Regazzoni headed the F1 drivers’ world championship standings, with 16 points; second was Lauda, on 15, and third Fittipaldi, with 13. Lauda won one grand prix more that year (Zandvoort) as did Regazzoni (Nürburgring). Peterson won three of the remaining 11 grands prix, while Fittipaldi, Scheckter, and Reutemann all won two. By the time the F1 circus rolled into Watkins Glen for the 15th and final grand prix of the season, three drivers were still in contention for the F1 drivers’ world championship: Regazzoni (with 52 points), Fittipaldi (52 also), and Scheckter (45). Fittipaldi clinched it with a faultless drive to fourth place.
As I say, I hate to be that guy who says that F1 was better back then, but I would be very surprised if, by the time the F1 circus rolls into Yas Marina for the 24th and final grand prix of the 2024 season, there are even two drivers still in contention for the F1 drivers’ world championship, let alone three. Equally, I would be astonished if by that time seven drivers had won grands prix, as they did in 1974.
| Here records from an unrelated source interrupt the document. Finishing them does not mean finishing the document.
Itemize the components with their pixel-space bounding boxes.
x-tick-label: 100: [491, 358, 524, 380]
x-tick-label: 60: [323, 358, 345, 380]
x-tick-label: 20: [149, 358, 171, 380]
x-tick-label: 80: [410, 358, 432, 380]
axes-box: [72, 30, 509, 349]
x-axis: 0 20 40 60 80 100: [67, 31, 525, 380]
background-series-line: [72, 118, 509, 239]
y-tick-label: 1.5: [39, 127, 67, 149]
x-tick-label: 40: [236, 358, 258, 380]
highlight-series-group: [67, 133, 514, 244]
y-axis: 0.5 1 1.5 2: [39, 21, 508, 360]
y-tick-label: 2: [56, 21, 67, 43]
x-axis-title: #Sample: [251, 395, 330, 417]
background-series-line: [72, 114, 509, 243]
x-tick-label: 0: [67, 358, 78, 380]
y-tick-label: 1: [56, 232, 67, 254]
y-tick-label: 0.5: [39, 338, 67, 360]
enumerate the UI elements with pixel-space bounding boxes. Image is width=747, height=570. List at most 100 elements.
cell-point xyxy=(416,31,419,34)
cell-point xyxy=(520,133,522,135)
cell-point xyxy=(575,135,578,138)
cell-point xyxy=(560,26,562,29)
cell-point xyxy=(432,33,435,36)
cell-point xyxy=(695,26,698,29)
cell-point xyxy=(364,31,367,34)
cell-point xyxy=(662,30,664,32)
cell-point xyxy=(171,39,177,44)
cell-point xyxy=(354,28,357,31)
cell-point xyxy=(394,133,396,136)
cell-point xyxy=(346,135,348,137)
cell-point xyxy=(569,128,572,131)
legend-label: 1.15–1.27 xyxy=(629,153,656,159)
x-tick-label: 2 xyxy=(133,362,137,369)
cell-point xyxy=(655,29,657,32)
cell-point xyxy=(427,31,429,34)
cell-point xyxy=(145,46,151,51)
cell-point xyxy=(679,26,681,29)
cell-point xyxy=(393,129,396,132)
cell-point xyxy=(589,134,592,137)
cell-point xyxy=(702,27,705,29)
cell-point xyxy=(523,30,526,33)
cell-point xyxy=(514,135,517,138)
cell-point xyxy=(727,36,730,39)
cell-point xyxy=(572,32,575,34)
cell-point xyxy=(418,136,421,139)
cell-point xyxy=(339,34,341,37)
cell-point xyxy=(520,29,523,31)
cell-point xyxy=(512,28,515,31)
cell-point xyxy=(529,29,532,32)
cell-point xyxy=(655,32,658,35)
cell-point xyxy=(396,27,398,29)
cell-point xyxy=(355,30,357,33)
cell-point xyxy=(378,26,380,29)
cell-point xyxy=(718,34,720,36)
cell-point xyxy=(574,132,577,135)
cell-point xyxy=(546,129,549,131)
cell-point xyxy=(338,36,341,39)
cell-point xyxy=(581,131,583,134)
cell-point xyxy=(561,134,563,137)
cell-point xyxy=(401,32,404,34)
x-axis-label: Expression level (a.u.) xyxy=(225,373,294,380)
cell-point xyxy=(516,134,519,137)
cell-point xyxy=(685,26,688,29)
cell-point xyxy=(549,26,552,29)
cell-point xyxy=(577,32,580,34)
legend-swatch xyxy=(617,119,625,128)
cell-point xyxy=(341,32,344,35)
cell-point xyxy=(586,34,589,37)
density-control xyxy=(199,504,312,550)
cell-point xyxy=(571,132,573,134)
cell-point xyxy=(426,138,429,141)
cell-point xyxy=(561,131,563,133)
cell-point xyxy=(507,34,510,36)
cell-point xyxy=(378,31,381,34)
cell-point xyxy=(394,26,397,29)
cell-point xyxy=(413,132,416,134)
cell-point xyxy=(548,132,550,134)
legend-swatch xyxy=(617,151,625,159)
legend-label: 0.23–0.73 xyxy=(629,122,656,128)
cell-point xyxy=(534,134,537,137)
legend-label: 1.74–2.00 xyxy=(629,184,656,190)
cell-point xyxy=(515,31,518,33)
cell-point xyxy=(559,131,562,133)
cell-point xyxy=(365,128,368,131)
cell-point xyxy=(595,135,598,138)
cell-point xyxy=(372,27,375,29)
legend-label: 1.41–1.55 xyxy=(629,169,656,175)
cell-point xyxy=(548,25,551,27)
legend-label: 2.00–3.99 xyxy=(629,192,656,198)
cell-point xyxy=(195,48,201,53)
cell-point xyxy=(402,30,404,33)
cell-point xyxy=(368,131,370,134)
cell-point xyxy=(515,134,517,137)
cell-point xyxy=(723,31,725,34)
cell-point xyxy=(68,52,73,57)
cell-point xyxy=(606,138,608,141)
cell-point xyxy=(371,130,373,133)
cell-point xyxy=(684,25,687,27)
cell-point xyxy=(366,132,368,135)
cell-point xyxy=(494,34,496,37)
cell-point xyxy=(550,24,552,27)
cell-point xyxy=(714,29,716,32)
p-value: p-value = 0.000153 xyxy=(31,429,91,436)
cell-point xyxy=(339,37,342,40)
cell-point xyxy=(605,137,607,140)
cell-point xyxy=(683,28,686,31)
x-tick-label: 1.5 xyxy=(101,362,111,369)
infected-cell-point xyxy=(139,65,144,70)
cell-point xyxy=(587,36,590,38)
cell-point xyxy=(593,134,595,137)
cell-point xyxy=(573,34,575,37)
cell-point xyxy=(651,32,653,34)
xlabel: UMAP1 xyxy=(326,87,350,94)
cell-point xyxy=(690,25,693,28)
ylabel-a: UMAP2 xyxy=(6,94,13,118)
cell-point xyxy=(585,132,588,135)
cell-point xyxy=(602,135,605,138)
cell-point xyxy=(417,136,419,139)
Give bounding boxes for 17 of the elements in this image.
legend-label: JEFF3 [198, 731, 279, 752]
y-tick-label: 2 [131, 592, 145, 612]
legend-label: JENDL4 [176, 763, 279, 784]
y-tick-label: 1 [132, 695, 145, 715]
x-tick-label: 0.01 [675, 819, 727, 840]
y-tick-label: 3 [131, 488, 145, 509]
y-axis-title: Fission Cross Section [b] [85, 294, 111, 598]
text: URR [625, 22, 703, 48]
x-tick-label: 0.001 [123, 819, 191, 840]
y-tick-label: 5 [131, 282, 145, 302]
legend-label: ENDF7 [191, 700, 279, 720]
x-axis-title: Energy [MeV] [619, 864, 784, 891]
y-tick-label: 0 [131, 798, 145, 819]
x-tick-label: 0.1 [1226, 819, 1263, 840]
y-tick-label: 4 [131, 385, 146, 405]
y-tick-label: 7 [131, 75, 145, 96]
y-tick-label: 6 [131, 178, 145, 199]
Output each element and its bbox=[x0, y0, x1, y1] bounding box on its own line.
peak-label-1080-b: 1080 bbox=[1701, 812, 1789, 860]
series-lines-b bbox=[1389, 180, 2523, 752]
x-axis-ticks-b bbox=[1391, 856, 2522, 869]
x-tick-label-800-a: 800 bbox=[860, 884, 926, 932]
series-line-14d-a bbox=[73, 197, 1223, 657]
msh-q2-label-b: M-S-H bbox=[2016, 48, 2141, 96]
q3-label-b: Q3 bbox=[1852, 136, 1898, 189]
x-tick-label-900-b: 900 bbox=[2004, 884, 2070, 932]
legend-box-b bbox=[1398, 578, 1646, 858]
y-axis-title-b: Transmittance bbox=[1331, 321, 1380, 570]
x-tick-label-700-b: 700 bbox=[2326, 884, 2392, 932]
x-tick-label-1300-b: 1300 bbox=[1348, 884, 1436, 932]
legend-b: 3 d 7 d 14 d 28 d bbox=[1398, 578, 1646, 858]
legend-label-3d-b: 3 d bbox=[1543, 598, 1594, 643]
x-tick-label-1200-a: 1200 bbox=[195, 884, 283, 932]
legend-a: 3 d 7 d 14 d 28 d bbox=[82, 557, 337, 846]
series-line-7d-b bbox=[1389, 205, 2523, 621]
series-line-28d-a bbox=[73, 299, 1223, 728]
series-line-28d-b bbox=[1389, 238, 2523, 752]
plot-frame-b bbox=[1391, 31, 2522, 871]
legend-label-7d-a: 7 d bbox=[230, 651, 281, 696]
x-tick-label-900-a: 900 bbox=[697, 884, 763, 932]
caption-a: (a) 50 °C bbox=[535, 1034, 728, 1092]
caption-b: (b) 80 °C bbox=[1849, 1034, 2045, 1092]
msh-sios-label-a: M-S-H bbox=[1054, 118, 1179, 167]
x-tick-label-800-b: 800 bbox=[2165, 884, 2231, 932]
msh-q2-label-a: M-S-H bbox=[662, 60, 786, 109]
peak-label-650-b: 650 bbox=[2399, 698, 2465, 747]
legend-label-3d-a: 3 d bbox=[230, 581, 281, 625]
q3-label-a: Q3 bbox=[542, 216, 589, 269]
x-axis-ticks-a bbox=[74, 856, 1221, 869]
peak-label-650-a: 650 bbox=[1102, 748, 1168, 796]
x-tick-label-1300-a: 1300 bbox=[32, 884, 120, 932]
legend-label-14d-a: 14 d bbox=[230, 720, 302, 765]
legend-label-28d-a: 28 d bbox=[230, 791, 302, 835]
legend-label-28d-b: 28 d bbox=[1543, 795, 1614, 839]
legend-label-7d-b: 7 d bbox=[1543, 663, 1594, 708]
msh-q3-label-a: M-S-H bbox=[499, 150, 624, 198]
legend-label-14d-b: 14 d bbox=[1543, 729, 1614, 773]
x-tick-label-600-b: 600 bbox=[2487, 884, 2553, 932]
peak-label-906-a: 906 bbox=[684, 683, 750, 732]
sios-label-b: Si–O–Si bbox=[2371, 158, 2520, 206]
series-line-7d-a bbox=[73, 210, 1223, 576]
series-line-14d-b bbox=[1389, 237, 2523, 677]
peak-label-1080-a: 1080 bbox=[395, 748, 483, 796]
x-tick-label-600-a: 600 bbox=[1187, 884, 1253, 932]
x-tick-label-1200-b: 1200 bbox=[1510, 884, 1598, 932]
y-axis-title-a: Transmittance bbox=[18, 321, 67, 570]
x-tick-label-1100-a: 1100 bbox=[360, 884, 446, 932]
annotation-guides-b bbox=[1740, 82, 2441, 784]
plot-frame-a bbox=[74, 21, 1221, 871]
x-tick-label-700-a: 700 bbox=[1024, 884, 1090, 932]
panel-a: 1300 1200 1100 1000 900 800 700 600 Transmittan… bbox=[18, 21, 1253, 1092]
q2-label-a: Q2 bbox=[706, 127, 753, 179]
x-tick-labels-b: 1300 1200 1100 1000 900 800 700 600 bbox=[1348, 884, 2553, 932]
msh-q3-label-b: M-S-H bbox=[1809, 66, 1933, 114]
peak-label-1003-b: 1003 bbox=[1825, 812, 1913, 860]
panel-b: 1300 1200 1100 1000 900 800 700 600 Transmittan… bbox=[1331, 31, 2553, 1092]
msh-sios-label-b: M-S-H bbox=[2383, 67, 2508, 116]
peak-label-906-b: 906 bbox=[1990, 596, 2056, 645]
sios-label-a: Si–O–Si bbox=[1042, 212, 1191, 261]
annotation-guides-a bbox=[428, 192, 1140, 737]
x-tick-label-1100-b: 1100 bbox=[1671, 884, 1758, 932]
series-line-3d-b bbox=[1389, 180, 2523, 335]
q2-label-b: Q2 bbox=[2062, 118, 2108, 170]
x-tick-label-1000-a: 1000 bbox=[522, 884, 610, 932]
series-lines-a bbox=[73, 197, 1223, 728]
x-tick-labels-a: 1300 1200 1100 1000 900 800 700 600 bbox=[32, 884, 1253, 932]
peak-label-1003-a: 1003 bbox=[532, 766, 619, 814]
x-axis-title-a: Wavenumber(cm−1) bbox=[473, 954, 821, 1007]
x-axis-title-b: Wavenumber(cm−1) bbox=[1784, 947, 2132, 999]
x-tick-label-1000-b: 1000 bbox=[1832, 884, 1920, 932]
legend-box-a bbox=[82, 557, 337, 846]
But perhaps I am biased. I was 11 in 1974, and that year I attended my first grand prix, at Brands Hatch, where I sat or more often jumped to my feet to watch Lauda lead for Ferrari until a puncture ruined his run six laps from the end, Scheckter then win for Tyrrell, and Reutemann drive from fourth on the grid to sixth at the flag, the elegance of his Gordon Murray-designed and Bernie Ecclestone-liveried Brabham BT44 making an impression on me so powerful that I still thrill to the sight of photographs of it half a century later.